- Appleton Location within Cheshire
- Population: 10,265
- OS grid reference: SJ620843
- Civil parish: Appleton;
- Unitary authority: Warrington;
- Ceremonial county: Cheshire;
- Region: North West;
- Country: England
- Sovereign state: United Kingdom
- Post town: WARRINGTON
- Postcode district: WA4
- Dialling code: 01925
- Police: Cheshire
- Fire: Cheshire
- Ambulance: North West
- UK Parliament: Warrington South;

= Appleton, Warrington =

Civil parish in Cheshire, England

Appleton is a civil parish and suburb of Warrington, in the Warrington district, in the ceremonial county of Cheshire, England.

==Geography and landmarks==
The A49 road runs from neighbouring Stockton Heath up the hill into Appleton and links Warrington town centre with the M56 motorway.

At the top of Appleton is Warrington Golf Club. There is also a large cemetery situated nearby which is named Fox Covert Cemetery. The cemetery is locally called Hillcliffe.
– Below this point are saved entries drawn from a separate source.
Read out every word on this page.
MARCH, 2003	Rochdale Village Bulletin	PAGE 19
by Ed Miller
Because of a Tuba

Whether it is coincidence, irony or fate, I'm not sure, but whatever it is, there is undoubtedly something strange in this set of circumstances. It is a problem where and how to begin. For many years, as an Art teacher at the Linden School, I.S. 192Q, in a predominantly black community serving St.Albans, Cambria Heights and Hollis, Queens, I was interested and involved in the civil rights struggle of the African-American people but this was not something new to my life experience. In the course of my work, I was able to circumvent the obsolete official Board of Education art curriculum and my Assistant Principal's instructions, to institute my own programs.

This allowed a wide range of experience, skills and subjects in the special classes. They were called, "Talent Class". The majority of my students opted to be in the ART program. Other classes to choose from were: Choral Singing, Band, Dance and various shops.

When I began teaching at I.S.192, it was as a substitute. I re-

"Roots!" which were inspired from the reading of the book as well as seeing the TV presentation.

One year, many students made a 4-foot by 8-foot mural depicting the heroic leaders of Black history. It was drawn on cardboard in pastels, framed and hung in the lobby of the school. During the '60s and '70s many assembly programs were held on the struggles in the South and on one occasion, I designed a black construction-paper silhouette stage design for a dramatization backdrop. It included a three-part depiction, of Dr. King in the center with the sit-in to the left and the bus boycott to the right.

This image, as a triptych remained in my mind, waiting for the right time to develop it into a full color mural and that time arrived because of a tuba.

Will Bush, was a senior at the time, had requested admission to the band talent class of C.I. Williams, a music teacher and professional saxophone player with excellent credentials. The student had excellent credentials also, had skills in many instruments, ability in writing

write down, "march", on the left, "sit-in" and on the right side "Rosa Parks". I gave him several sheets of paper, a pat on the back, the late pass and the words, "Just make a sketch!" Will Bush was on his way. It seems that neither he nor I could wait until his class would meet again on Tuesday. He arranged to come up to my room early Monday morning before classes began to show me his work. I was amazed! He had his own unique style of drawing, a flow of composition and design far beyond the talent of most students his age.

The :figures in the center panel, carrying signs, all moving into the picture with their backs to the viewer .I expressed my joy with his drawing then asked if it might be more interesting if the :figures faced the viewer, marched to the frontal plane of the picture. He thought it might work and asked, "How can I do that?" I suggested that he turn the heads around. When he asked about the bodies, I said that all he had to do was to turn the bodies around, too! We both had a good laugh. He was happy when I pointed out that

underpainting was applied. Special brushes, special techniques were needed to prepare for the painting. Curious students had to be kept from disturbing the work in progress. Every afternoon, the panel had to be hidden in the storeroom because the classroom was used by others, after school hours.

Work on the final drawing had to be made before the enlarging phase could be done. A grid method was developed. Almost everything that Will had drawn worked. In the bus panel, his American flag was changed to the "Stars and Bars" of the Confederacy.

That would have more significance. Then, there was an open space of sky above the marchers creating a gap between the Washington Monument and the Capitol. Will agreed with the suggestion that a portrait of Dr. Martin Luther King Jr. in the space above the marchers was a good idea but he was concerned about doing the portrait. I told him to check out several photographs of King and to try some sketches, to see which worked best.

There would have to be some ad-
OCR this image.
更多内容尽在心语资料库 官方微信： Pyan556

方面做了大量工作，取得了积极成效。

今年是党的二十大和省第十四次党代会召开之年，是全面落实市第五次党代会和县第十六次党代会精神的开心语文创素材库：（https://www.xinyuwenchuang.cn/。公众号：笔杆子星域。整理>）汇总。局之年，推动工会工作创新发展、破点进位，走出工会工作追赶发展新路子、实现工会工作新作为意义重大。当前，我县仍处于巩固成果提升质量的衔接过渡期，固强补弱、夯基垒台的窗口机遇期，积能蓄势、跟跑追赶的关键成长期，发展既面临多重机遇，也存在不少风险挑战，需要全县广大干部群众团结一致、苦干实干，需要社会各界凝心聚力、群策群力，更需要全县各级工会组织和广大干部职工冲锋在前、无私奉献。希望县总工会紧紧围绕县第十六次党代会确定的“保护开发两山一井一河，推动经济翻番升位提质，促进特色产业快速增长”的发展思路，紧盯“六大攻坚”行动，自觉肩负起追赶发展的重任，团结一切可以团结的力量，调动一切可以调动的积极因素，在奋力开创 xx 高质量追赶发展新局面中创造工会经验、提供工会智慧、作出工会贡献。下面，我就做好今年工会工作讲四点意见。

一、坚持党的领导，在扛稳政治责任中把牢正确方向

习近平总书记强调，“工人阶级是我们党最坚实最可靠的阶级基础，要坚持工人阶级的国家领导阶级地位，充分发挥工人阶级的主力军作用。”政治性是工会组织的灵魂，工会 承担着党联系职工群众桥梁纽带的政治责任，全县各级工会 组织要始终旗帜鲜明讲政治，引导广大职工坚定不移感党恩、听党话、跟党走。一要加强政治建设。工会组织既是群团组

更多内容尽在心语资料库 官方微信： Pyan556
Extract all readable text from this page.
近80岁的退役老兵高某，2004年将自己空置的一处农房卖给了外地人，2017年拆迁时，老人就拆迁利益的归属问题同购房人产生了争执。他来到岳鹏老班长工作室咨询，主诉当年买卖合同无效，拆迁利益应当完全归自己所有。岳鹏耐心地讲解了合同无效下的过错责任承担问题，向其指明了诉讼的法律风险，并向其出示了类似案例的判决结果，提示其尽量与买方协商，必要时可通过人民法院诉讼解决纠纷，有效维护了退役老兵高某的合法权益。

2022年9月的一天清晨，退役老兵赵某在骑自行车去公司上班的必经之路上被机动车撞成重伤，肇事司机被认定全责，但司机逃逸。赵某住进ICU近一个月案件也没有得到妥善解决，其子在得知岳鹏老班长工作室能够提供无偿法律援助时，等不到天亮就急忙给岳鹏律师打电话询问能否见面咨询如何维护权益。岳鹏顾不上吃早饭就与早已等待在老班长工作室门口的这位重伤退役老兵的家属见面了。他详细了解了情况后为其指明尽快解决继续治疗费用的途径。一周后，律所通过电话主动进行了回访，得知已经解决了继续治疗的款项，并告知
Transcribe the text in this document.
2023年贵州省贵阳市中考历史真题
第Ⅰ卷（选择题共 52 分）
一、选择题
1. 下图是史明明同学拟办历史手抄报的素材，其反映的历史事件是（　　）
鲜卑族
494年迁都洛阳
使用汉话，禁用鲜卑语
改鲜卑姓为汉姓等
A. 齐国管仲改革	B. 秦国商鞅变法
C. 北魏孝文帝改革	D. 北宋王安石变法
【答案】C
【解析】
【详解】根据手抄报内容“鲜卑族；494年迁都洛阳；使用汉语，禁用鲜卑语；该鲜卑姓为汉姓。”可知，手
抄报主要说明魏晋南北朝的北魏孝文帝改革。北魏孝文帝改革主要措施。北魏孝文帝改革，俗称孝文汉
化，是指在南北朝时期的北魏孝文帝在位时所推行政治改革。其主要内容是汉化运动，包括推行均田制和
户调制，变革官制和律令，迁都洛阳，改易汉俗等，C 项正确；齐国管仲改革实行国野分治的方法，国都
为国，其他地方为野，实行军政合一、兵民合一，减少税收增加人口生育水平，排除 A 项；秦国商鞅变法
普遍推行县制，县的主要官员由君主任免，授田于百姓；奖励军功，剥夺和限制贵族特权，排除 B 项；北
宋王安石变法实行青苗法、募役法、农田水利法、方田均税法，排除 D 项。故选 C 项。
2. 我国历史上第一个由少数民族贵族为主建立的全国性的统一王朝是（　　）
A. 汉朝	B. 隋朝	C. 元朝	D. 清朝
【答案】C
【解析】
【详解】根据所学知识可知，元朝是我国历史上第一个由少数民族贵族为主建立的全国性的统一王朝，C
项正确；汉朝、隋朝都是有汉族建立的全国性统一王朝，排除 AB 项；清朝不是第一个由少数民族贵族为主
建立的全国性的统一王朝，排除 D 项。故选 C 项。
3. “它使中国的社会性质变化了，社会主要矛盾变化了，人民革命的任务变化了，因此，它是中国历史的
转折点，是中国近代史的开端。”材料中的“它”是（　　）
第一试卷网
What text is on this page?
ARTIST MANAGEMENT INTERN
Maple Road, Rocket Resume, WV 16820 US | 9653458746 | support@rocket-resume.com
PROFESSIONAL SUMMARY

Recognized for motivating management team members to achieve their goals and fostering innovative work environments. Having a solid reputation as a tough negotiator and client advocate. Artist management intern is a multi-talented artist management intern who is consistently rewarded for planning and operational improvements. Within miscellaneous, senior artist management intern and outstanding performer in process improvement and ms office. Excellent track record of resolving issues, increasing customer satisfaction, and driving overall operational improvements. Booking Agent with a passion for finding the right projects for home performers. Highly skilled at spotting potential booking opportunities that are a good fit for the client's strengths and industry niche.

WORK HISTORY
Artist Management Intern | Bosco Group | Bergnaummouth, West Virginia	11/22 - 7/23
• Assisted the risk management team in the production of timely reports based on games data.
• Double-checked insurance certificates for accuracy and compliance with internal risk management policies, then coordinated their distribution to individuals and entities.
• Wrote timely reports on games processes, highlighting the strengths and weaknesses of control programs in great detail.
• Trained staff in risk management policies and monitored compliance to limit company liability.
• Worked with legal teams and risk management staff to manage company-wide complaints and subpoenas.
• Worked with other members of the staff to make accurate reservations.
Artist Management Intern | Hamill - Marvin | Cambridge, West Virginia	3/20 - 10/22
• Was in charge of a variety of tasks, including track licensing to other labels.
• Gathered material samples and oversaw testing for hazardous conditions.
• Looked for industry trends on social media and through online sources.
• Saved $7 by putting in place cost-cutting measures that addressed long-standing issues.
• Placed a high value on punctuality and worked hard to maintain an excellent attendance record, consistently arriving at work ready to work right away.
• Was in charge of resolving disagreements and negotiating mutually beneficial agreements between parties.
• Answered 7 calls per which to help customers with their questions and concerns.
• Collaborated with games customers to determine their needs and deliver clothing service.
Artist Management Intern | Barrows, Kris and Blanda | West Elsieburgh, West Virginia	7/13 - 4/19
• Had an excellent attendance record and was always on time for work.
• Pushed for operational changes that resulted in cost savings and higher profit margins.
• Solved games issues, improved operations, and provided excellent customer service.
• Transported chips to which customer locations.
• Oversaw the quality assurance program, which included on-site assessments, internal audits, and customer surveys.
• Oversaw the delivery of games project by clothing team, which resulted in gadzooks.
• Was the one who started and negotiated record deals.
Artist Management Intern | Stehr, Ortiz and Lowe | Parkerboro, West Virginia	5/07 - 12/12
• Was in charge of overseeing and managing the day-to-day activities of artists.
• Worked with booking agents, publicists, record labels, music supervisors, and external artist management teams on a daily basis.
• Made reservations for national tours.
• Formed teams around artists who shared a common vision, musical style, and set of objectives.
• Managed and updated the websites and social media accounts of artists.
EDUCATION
There are four schools in Appleton: Bridgewater High School, Broomfields Junior School, St Monica's Catholic Primary School and Cobbs Infant and Nursery School.

==Notable people==

Beatle George Harrison bought his parents, Harry and Louise Harrison, a bungalow, Sevenoaks, on Old Pewterspear Lane in 1965 to enable them to escape the pressures of fans who visited their Liverpool home. Harrison wrote While My Guitar Gently Weeps at the bungalow.

Screenwriter Richard Curtis lived at Merricourt on Windmill Lane during the 1970s. His university friend Rowan Atkinson was an occasional visitor to the house.

Journalist and first female editor of the Sun Rebekah Brooks (nee Wade) attended Appleton Hall High School, now Bridgewater High School.

Playwright and screenwriter Tim Firth, famous for Calendar Girls, attended Appleton Hall High School.

Actress Ruby O'Donnell famous for playing as Peri Lomax in Hollyoaks was raised and brought up in Appleton.